Poster design for the conclusion of the PBO season
Philharmonia Baroque Orchestra & Chorale (PBO) will conclude its season at the end of this month with a program of “disruptive” compositions from both the past and the present. The program even has a disruptive subtitle on its virtual poster (shown above): “baroque meets bluegrass.” The bluegrass will come in the first selection, the world premiere of “Appalachian Ayre” composed by Mason Bates, whose very title suggests a “collision of genres.”

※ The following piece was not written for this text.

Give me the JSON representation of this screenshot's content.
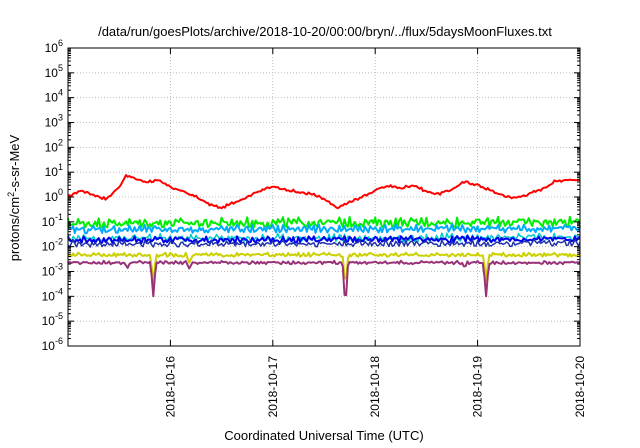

The other break with convention will be the final selection on the program the “Missa in labore requies” (a Mass for rest from labor), composed by Georg Muffat. This is the composer’s only surviving religious work. It is scored for 24 parts, eight of which are taken by soloists. For this performance those soloists will be sopranos Maya Kherani and Nola Richardson, countertenors Siman Chung and Reginald Mobely, tenors Spencer Britten and James Reese, and bass-baritones Cody Quattlebaum and Jonathan Woody. They will be joined by the full forces of both the Chorale and the Orchestra. The conductor will be Richard Egarr.
These two disruptive works will be separated by two compositions that are not quite as extreme. The first of these will be the instrumental “Lamento sopra la morte di Ferdinando III” (lament on the death of Ferdinand III) by the Austrian composer Johann Heinrich Schmelzer. This will be followed by the third of the six instrumental partitas for one or two violins published by the Bohemian composer Heinrich Ignaz Franz Biber under the title Mensa sonora.
The San Francisco performance of this program will take place in the Herbst Theatre, located on the first two floors of the Veterans Building on the southwest corner of Van Ness Avenue and McAllister Street. It will begin at 8 p.m. on Thursday, April 27. Tickets may be purchased online through a City Box Office event page. Ticket prices are $32, $53, $75, $108, and $130.